We are approaching the end of what has been a productive and successful Chairmanship, with a number of high-level engagements throughout the year and several high-level Conferences in Dublin and Vienna.
We are currently engaged in final preparations for the 2012 OSCE Ministerial Council, which will take place from 6-7 December at the RDS. This will be the largest ever gathering of Foreign Ministers in Ireland, with approximately 80 delegations and over 1,200 delegates. Our goal is to secure a small and balanced package of decisions and declarations for adoption at the Ministerial, taking account of the difficulties which arose in previous years when too many draft decisions were in circulation. We have also tabled a Helsinki+40 decision, to provide a roadmap for the Organisation’s work in the lead up to the 40th anniversary of the Helsinki Final Act in 2015.

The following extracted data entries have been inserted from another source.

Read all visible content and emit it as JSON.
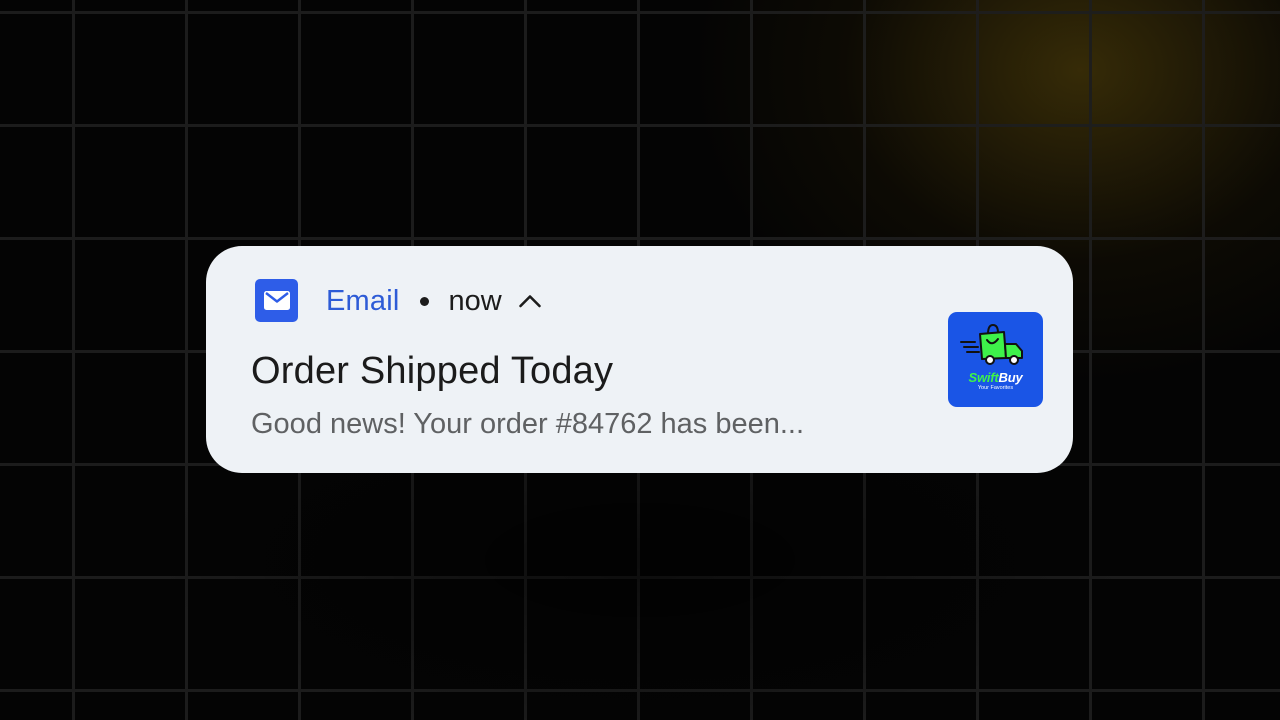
{
  "notification": {
    "app_name": "Email",
    "time": "now",
    "title": "Order Shipped Today",
    "body": "Good news! Your order #84762 has been...",
    "icons": {
      "app": "envelope-icon",
      "expand": "chevron-up-icon",
      "thumbnail": "delivery-truck-icon"
    },
    "thumbnail": {
      "brand_part1": "Swift",
      "brand_part2": "Buy",
      "tagline": "Your Favorites"
    }
  },
  "colors": {
    "accent": "#2d5bd6",
    "card_background": "#eef2f6",
    "thumbnail_background": "#1a55e6",
    "brand_green": "#3ef24a"
  }
}
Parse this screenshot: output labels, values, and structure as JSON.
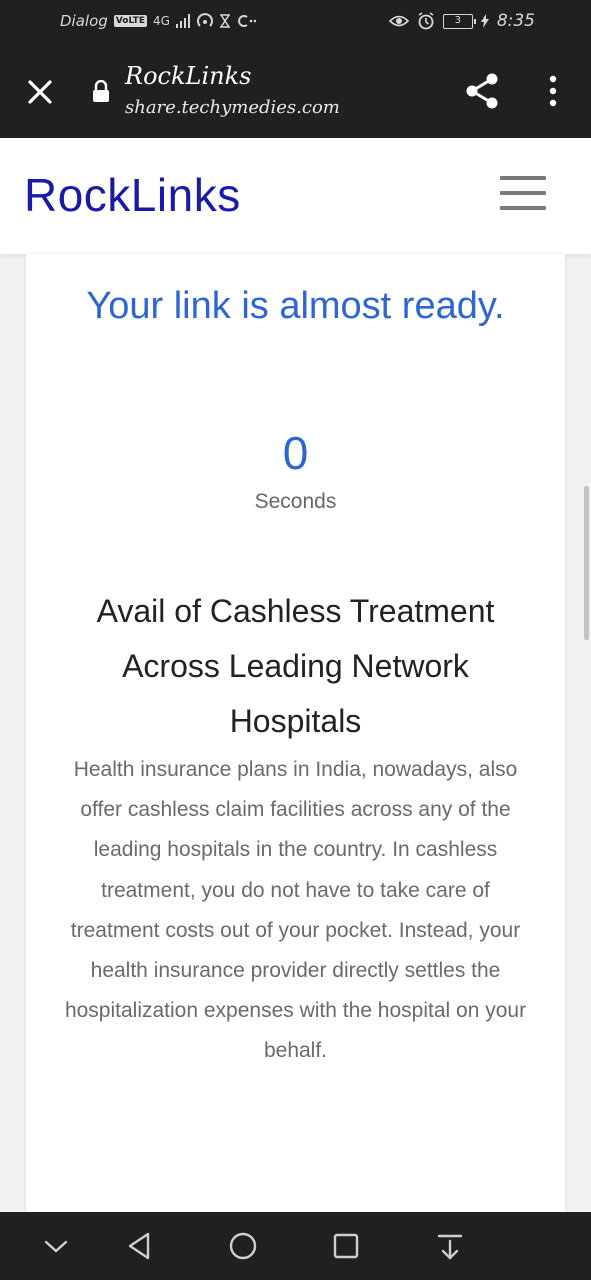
{
  "status_bar": {
    "carrier": "Dialog",
    "volte": "VoLTE",
    "network": "4G",
    "battery_level": "3",
    "time": "8:35"
  },
  "app_bar": {
    "title": "RockLinks",
    "url": "share.techymedies.com",
    "icons": [
      "close-icon",
      "lock-icon",
      "share-icon",
      "more-vert-icon"
    ]
  },
  "site": {
    "brand": "RockLinks",
    "brand_color": "#1a1aa8"
  },
  "content": {
    "headline": "Your link is almost ready.",
    "countdown_value": "0",
    "countdown_label": "Seconds",
    "accent_color": "#2d66d4",
    "article_title": "Avail of Cashless Treatment Across Leading Network Hospitals",
    "article_body": "Health insurance plans in India, nowadays, also offer cashless claim facilities across any of the leading hospitals in the country. In cashless treatment, you do not have to take care of treatment costs out of your pocket. Instead, your health insurance provider directly settles the hospitalization expenses with the hospital on your behalf."
  },
  "nav_bar": {
    "icons": [
      "collapse-icon",
      "back-icon",
      "home-icon",
      "recents-icon",
      "notification-pull-icon"
    ]
  }
}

Our OSCE Chairmanship has been yet another occasion on which Ireland has demonstrated a strong commitment to the multilateral system. This is a commitment which we will carry through to our EU Presidency which begins on the day after our OSCE Chairmanship concludes.
In conclusion, it is worth noting, with some pride and satisfaction, the great honour which was bestowed on the European Union recently with the awarding to it of the Nobel Peace Prize. This, I think we can all agree, is an eloquent recognition of the contribution made by the Union in promoting reconciliation, democracy and human rights worldwide and in enlarging the space for peace and stability across our continent. Ireland, as incoming Presidency, will work to uphold the values which underpin the EU’s engagement with the wider world and which have earned it this fitting tribute.